The director has previously done stints herself in London and Los Angeles to further her career, and remains “a trans-Pacific commuter” with a Hollywood abode, but being in Melbourne takes Dennis back to her television breakthrough with eight episodes of The Secret Life of Us between 2001 and 2003. Love My Way, Rake, and Offspring would follow. But once she started working in America in 2014, the mix of shows was positively eclectic. Dennis was alternating episodes of dystopian dramas and loopy sitcoms.

“That was always my aim, but at the beginning it was a huge risk,” she says. “I’d looked at other directors’ careers and seen how easy it is to get pigeonholed in one genre. I’d done a lot of dramedy here in Australia, but the show that launched me in America was [thriller] Secrets and Lies. I went there straddling genres and I conscientiously tried to move between the one-hour and half-hour formats, and my agents supported me in that risk and it paid off.”

On Run Dennis is not only the lead director, but joins Waller-Bridge as an executive producer. “It was very flattering,” she says modestly, but her input was wide-ranging, from script notes to figuring out how to shoot a story set on a train. Using an actual train wasn’t feasible due to sound issues and ever changing natural light, so the production team came up with a better system.

Two carriages with interiors that could be easily swapped out were built in a Canadian studio and put on giant bladders so they could sway like a train on the tracks.

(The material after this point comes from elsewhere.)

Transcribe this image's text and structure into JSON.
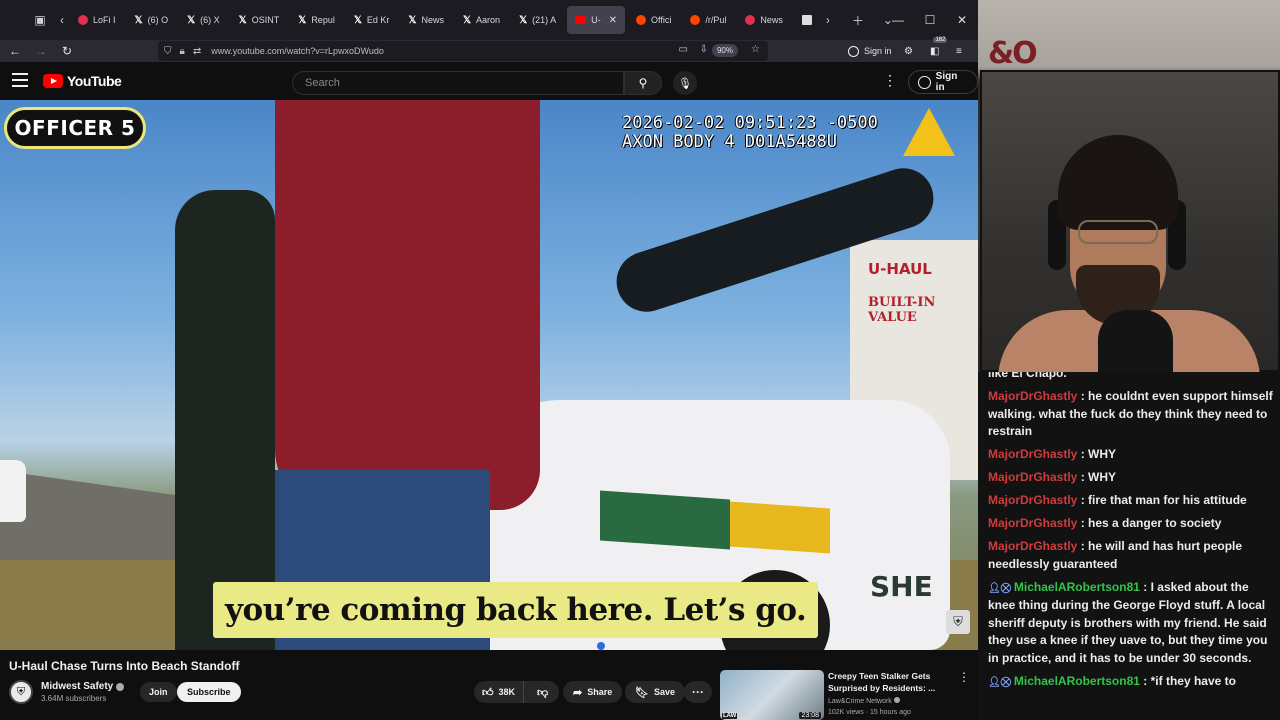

Outside were LED screens which projected exterior scenes shot from a camera carriage that actually crossed America on a real train. The footage could match the character’s perspective and allowed backgrounds and light qualities to be dialled up as the actors worked.

“I wanted it to be really textural and sensual in the frame,” notes Dennis, who was referencing filmmakers such as Alfred Hitchcock for a thriller’s menace and Wong Kar-wai for the erotic friction. She then used handheld cameras to shoot two stars who were a lock to work together as soon as they auditioned.


“Once we saw them together we knew,” Dennis said. “Merritt and Domhnall are such exquisite actors and they can nuance a line with the smallest head tilt or pitch shift and make it completely organic and believable.

“They’re so reactive to each other and the best listeners. They’re the best example of actors who really listen. There was a plethora of riches in the cutting room.”

She adds: “Vicky doesn’t judge her characters. She challenges the actor and the show challenges the viewer. And I’m only doing my best work if I’m challenged. I get claustrophobic as a director if I’m repeating myself. The way I’m wired is that I do my best work if I’m learning.”